A blueprint for improved relations between Europe’s ethnic and religious communities was unveiled in Istanbul today.
Javier Solana Madariaga presented the Group of Eminent Persons report ‘Living Together: Combining diversity and freedom in 21st-century Europe’ to a meeting of the Council of Europe’s Committee of Ministers.
The document takes stock of the challenges arising from the resurgence of intolerance and discrimination in Europe and analyses “the threat” and proposes “the response” for “living together” in open European societies.
Referring to the principles of the European Convention on Human Rights, the Group highlights eight specific risks to traditional Council of Europe values: widespread intolerance; growing discrimination (especially against Roma and immigrants); rising support for xenophobic and populist parties; parallel societies; Islamic extremism; loss of democratic freedoms; presence of a population without rights; and potential clash between “religious freedom” and freedom of expression.
The report underlines some of the reasons behind “the threat”: insecurity deriving from the old continent ‘s financial crisis and sense of relative decline; distorted perceptions of large-scale immigration; detrimental stereotypes of minorities in the media and public opinion; and a clear leadership deficit in shaping Europe’s present and future.

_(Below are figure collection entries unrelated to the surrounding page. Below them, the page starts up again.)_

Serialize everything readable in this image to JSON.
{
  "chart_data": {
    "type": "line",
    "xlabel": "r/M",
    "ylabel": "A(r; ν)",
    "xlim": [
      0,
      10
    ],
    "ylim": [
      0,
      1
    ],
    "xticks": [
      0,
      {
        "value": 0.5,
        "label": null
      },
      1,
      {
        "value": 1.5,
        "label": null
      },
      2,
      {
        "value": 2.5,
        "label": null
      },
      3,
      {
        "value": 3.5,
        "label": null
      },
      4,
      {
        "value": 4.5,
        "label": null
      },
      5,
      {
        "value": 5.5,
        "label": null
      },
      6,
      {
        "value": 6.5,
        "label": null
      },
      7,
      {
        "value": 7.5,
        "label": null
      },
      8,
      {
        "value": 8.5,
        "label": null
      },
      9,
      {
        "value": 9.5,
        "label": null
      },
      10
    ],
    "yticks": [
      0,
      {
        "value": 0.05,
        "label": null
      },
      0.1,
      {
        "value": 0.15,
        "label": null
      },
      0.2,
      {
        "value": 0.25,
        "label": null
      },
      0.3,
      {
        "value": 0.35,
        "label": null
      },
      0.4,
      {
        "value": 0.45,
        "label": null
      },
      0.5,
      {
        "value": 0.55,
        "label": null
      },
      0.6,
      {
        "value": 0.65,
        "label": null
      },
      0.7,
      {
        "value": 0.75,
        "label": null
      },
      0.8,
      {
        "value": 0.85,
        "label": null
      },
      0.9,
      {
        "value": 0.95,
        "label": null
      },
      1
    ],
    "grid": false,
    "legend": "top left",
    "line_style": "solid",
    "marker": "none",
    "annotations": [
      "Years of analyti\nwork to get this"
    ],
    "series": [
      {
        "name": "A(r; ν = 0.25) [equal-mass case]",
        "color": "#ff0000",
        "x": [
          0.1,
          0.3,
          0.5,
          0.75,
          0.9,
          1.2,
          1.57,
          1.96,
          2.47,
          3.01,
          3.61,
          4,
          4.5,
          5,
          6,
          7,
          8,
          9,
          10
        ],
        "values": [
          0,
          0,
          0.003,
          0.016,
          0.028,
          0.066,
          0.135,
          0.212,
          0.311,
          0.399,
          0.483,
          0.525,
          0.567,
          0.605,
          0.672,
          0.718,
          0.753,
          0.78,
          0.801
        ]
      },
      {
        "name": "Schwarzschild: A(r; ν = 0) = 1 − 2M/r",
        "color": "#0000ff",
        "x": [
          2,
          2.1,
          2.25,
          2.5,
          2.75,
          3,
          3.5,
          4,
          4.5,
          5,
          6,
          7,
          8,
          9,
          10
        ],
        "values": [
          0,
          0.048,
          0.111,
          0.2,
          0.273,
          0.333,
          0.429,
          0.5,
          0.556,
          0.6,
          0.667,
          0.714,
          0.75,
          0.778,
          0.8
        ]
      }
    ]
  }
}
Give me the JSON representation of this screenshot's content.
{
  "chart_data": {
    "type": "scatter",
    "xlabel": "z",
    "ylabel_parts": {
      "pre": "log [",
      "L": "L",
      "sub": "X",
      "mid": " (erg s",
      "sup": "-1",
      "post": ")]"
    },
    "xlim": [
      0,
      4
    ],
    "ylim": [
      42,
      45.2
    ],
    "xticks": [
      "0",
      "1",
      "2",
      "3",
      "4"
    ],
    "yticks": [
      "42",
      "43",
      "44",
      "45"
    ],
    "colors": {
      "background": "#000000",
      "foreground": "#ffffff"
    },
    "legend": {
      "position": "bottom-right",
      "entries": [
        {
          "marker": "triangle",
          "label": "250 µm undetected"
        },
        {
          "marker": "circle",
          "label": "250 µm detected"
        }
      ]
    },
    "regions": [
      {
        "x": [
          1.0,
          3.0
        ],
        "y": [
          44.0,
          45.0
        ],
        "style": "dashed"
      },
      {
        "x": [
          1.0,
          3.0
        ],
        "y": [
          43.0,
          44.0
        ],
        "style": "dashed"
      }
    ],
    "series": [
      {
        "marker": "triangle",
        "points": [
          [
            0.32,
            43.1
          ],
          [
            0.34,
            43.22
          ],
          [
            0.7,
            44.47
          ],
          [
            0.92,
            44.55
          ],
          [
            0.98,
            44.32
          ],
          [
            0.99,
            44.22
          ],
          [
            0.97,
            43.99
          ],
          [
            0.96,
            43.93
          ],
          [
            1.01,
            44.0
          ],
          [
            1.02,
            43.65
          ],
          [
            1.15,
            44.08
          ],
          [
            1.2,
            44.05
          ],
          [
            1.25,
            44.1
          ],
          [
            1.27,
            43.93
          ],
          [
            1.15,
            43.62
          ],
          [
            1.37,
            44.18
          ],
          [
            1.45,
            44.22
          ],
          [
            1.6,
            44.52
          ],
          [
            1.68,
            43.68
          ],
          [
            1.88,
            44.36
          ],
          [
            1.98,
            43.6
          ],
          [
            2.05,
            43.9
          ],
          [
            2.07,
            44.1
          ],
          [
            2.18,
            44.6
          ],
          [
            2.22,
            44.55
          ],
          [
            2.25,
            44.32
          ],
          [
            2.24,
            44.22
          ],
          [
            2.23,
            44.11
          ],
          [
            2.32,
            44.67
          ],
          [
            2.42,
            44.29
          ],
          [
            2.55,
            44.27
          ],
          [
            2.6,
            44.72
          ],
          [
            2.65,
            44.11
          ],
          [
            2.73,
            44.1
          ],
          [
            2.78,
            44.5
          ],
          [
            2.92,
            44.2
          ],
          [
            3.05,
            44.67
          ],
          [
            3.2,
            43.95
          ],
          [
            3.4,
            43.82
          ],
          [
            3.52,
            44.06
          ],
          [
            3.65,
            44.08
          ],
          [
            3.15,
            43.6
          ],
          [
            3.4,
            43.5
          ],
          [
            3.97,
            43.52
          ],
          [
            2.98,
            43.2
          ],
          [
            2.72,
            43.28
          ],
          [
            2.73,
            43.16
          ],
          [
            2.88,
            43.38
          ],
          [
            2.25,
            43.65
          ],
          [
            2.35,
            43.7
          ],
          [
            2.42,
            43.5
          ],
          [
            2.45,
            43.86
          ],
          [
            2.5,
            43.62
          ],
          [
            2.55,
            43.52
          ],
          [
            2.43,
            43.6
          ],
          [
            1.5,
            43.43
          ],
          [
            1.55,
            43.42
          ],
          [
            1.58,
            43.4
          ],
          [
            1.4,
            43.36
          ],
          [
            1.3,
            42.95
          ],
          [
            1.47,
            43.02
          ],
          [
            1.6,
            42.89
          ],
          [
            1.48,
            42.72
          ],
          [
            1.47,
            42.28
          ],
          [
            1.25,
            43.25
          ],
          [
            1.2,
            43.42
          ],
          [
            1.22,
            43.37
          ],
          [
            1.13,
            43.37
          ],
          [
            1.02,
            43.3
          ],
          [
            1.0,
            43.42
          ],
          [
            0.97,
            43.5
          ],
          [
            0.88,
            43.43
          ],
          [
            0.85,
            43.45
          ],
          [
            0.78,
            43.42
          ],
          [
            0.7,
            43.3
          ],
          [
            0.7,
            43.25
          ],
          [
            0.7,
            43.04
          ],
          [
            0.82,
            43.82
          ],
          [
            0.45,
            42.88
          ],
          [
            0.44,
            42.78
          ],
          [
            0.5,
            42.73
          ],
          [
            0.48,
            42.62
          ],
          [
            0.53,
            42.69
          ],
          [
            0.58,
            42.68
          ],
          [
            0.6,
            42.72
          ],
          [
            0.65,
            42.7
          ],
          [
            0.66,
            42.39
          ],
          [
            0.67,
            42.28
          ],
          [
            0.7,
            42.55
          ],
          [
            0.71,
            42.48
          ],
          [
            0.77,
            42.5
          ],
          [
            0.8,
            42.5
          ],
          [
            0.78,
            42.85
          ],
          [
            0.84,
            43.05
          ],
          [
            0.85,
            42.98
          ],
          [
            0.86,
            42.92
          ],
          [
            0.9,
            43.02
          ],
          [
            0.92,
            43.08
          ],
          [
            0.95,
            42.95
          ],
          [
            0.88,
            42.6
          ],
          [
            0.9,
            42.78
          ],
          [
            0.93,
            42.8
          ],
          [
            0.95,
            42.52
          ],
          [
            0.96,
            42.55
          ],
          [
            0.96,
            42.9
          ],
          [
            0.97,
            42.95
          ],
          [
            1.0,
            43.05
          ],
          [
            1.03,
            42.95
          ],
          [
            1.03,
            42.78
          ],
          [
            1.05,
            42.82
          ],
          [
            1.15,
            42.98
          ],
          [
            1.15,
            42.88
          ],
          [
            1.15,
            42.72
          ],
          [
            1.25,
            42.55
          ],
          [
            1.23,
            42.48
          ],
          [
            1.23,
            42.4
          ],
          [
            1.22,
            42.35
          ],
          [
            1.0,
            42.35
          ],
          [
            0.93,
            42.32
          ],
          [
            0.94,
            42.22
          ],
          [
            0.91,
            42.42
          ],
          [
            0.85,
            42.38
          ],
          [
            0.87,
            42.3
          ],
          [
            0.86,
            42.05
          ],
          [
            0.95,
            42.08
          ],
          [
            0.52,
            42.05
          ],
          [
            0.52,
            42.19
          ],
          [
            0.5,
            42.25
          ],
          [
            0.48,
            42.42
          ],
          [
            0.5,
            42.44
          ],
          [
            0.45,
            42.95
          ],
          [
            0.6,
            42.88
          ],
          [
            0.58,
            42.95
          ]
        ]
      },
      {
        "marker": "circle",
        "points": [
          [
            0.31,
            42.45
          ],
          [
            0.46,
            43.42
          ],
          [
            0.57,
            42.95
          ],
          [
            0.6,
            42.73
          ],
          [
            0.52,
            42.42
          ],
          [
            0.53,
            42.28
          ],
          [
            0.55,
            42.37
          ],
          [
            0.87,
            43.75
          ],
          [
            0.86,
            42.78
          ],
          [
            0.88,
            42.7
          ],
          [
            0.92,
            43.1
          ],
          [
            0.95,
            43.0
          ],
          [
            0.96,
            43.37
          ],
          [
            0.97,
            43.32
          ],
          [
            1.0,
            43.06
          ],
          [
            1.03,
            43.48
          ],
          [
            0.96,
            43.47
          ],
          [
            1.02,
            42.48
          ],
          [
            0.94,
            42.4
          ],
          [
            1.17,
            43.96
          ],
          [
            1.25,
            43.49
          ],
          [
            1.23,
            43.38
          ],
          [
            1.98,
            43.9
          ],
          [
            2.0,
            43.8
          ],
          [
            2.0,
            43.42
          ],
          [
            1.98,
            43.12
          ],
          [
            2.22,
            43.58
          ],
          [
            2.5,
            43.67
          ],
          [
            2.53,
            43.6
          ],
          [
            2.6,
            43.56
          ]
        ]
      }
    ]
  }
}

“The response” envisages 59 “proposals for action.” The first 17 are labelled “strategic recommendations” to European Institutions and their Member States, with the Group identifying the main forces for changing public attitudes: educators, mass media, employers and trade unions, civil society, churches and religious groups, celebrities and “role models”, towns and cities, member states, European and international organisations.
Amongst its 17 guiding principles, the Group insists on the fact that provided they obey the law, immigrants should not be “expected to renounce their faith, culture or identity”.
“Diversity is here to stay,” said Secretary General, Thorbjørn Jagland. “We have to learn to live with it, manage it, and benefit from it. I am confident there will be a political follow-up to this report, including possibly an action plan to further pursue the challenges addressed by the Group.”
The Group of Eminent Persons is headed by the former German Foreign Minister Joschka Fischer. Other members: Emma Bonino (Italy), Timothy Garton Ash (United Kingdom), Martin Hirsch (France), Danuta Hübner (Poland), Ayşe Kadıoğlu (Turkey), Sonja Licht (Serbia), Vladimir Lukin (Russian Federation) and Javier Solana Madariaga (Spain). The rapporteur is Edward Mortimer (United Kingdom).